Daskを使用して、タスクに対してもう少し簡単な解決策があります。 DataFrameをDask DataFrameに変換できます。これはCloud Storageのcsvに書き込むことができます

import dask.dataframe as dd import pandas df # your Pandas DataFrame ddf = dd.from_pandas(df,npartitions=1, sort=True) dd.to_csv('gs://YOUR_BUCKET/ddf-*.csv', index=False, sep=',', header=False, storage_options={'token': gcs.session.credentials})

intotecho · Answer

2017年以来、PandasにはBigQueryへのDataframe関数があります pandas.DataFrame.to_gbq

documentation に例があります：

import pandas_gbq as gbq gbq.to_gbq(df, 'my_dataset.my_table', projectid, if_exists='fail')

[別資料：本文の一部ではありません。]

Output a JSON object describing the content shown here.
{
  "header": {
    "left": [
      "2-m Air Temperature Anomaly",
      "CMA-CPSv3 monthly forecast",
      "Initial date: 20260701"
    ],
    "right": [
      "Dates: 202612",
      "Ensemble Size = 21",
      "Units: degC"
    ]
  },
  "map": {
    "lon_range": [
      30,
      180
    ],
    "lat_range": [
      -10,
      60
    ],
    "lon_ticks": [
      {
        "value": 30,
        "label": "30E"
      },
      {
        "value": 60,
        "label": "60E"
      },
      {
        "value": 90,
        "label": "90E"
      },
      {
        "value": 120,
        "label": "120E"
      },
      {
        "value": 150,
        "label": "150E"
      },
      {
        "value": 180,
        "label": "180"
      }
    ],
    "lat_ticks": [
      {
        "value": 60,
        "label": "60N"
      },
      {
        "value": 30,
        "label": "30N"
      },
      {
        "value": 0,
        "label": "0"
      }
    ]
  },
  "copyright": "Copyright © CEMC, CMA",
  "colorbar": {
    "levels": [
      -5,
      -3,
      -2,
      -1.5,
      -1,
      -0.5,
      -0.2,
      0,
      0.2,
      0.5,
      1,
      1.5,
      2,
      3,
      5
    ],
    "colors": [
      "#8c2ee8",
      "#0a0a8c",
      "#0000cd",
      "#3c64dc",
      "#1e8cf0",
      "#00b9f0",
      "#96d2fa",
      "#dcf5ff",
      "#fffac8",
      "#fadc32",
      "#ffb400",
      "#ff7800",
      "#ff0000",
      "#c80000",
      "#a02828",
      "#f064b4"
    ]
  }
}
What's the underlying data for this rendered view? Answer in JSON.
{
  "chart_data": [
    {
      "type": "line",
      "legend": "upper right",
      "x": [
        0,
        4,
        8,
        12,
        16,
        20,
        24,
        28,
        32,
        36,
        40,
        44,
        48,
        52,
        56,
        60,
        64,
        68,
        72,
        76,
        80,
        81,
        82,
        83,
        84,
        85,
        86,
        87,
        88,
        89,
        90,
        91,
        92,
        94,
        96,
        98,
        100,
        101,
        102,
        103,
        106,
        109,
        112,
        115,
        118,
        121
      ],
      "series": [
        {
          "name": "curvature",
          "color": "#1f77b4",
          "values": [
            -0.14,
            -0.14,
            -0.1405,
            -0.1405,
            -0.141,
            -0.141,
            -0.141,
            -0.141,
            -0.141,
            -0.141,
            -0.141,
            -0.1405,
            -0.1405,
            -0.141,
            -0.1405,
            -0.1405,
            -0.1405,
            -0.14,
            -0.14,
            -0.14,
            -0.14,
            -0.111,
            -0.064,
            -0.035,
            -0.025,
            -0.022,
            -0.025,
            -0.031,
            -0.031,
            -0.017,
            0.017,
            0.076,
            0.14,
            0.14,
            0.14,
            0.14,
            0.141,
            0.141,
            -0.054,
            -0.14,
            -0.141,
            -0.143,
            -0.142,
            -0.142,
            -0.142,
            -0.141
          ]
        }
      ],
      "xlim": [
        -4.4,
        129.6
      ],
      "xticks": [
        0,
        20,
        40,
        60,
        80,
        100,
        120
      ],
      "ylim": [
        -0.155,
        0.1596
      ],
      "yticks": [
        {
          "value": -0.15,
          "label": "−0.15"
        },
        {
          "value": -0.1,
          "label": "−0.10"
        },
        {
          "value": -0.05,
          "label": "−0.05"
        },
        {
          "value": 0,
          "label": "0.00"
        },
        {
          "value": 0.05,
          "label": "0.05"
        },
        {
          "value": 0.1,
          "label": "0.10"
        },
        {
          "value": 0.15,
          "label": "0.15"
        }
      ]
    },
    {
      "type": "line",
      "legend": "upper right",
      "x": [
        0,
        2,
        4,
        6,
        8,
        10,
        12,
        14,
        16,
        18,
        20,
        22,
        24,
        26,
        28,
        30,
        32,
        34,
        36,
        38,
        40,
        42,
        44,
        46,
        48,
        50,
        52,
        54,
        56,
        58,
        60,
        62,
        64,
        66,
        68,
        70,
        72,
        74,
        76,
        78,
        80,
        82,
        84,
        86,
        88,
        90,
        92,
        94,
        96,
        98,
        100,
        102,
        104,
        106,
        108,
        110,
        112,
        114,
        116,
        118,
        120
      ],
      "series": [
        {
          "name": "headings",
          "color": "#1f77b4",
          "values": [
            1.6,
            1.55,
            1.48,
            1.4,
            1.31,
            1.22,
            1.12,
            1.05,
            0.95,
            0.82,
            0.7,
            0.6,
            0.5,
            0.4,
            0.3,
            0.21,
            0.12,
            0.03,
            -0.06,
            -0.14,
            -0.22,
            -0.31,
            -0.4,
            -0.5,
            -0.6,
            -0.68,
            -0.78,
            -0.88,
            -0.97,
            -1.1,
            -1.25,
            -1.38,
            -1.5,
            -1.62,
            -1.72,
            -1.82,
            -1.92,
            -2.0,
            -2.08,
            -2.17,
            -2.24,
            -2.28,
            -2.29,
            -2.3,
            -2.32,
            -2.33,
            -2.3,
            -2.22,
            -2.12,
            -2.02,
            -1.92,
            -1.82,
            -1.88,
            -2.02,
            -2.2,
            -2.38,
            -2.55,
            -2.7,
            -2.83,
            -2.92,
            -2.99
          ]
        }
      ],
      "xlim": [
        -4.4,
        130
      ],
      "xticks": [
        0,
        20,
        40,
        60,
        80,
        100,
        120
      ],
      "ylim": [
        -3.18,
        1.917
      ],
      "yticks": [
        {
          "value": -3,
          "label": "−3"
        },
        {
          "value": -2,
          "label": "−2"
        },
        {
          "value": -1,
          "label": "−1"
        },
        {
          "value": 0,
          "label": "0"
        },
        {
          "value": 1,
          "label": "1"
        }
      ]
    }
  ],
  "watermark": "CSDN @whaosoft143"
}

パラメーターif_existsは、 'fail'、 'replace'、または 'append'に設定できます。

こちらもご覧ください例。

Theo · Answer

一時ファイルを書き込まずに標準のGCSモジュールのみを使用して、Google Cloud Storageにアップロードする

from google.cloud import storage import os import pandas as pd # Only need this if you're running this code locally. os.environ['GOOGLE_APPLICATION_CREDENTIALS'] = r'/your_GCP_creds/credentials.json' df = pd.DataFrame(data=[{1,2,3},{4,5,6}],columns=['a','b','c']) client = storage.Client() bucket = client.get_bucket('my-bucket-name') bucket.blob('upload_test/test.csv').upload_from_string(df.to_csv(), 'text/csv')

dartdog · Answer

それをプレーンなバイト変数にロードし、%% storage write --variable $ sample_bucketpath（ドキュメントを参照）を別のセルで使用する必要があると思います...私はまだそれを理解しています...しかし、それは大体ですCSVファイルを読み込むために必要なことの逆で、書き込みに違いがあるかどうかはわかりませんが、BytesIOを使用して%% storage readコマンドで作成されたバッファを読み取る必要がありました...助けて、教えてください！